The U.S. currently has no direct defense against hypersonic weapons and would need to rely on deterrence against any hypersonic threats. Russia and China are currently racing to develop such hypersonic weapons. At CNBC, Amanda Macias discusses how America’s current missile defense systems are built for ballistic missiles, and how the U.S. will need new systems if it wants to detect and defeat hypersonic threats. She writes:
America’s top nuclear commander described a grim scenario for U.S. forces facing off against a new breed of high-speed weapons that Russia and China are developing.
“We don’t have any defense that could deny the employment of such a weapon against us,” Air Force Gen. John Hyten, commander of U.S. Strategic Command, told the Senate Armed Services Committee on Tuesday.
“Both Russia and China are aggressively pursuing hypersonic capabilities,” Hyten added. “We’ve watched them test those capabilities.” […]

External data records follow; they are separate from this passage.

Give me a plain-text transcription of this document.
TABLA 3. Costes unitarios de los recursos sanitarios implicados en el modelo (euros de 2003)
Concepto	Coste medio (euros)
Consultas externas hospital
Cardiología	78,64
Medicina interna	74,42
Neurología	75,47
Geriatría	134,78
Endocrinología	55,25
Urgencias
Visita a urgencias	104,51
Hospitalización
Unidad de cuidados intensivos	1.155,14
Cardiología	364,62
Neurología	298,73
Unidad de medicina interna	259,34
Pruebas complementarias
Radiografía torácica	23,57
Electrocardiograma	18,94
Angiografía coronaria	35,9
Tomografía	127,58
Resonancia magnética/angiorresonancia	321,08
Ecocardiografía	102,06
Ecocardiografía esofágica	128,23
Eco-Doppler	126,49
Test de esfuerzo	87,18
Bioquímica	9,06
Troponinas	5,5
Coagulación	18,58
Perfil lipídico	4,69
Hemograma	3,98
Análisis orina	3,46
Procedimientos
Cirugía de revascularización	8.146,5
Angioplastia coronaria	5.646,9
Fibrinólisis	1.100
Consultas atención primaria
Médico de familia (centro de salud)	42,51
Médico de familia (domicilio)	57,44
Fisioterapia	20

Rand senior engineer George Nacouzi added that because hypersonic weapons are maneuverable and therefore, unpredictable, they are difficult to defend against.
Looking ahead, Nacouzi said there are potential ways to address hypersonic weapons but that “they will be very expensive.”
“As an example, the Missile Defense Agency is proposing developing a space-based sensor system that would be able to track Hypersonic Glide Vehicles globally, this would be one of the first steps in defending against these new missiles.”
“Furthermore, the Department of Defense would need additional systems to defeat the missiles,” Nacouzi said.